The bad news, however, is that the Type 2 epidemic is claiming younger and younger victims. According to the Texas Diabetes Council, cases of diabetes among kids are expected to triple by 2025, which in turn means a predicted cost to the state of $15 billion. Public health officials are responding—after all, there wasn’t such a thing as a Texas Diabetes Council some twenty years ago—but they’re going to have to do more, and faster. As Martin Silink, of the International Diabetes Federation, observed recently, “The diabetes epidemic will overwhelm health care resources everywhere if governments do not wake up now and take action.”

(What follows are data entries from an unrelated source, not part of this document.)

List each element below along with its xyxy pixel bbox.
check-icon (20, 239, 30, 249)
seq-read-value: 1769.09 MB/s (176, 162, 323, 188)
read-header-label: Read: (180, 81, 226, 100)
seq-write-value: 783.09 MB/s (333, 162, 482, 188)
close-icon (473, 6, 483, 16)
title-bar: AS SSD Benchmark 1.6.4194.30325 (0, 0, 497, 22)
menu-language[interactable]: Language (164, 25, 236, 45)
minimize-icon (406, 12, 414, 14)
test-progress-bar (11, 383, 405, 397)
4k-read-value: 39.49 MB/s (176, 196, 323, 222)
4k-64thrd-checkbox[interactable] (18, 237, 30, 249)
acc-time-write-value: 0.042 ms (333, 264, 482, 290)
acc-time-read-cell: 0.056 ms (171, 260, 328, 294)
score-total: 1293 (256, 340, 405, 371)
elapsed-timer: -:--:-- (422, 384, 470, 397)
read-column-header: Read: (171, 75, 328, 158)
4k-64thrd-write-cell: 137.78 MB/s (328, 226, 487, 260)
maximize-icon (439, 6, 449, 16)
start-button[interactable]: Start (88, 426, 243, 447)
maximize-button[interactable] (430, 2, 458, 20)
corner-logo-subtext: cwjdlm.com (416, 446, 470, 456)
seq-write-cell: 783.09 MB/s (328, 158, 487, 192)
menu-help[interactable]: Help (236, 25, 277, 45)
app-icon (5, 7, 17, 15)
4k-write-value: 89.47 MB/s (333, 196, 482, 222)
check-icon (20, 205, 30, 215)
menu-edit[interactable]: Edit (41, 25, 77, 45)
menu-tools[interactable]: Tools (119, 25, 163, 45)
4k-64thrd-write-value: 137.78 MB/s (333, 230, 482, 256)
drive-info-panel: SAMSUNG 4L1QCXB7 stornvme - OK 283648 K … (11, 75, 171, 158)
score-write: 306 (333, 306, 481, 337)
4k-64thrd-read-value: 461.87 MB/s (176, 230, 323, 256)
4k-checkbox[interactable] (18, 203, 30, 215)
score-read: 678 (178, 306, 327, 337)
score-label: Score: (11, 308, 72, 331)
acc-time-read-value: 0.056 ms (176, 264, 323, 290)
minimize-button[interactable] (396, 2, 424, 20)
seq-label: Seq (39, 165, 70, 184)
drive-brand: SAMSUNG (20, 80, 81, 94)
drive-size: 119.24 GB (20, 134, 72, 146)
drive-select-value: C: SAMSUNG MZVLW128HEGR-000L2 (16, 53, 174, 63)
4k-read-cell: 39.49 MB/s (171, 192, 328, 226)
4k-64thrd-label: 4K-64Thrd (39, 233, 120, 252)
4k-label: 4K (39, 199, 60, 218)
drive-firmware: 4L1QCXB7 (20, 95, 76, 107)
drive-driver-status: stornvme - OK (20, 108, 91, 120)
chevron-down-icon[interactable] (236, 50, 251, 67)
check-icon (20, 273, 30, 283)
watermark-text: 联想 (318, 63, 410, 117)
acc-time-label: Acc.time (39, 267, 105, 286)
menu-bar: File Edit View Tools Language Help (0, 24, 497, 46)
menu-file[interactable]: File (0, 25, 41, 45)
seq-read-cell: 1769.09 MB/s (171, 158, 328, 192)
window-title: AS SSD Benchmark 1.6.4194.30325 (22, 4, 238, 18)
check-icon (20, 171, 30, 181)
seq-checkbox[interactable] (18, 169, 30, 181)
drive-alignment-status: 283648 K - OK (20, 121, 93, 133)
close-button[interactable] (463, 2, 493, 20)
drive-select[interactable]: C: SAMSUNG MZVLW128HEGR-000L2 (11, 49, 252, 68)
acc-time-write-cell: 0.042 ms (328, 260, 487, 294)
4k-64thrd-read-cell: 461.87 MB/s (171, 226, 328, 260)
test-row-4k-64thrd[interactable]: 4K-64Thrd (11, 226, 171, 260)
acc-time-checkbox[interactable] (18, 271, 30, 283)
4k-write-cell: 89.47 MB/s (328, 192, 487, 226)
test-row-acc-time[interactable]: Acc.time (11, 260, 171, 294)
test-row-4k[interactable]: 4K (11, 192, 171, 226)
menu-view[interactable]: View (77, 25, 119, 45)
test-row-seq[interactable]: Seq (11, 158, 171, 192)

Doping Out Diabetes: How do I know if I have it?

Much of the diabetes epidemic owes to the fact that people don’t know they have the disease until it’s too late. The symptoms are fairly obvious: You pee a lot, are dehydrated, feel thirsty and hungry all the time, and inexplicably lose weight. Even if you’ve had no such episodes, it’s a good idea to get your blood glucose checked, especially if you’re over 45 or have a diabetic in your family. This is easily done at a yearly physical. If you don’t have a doctor or health insurance—another factor in the surge of diabetes is the 46 million Americans who are uninsured and unable to obtain regular checkups—then get on the Internet, where you’ll find dozens of diagnostic outfits (such as privatemdlabs.com) that will direct you to a local lab to get blood drawn, sent to them, and tested for as little as $30. As a general rule of thumb, if the results of a blood test come back below 99, you have nothing to worry about; 100–125, you might be prediabetic; over 125, you have diabetes.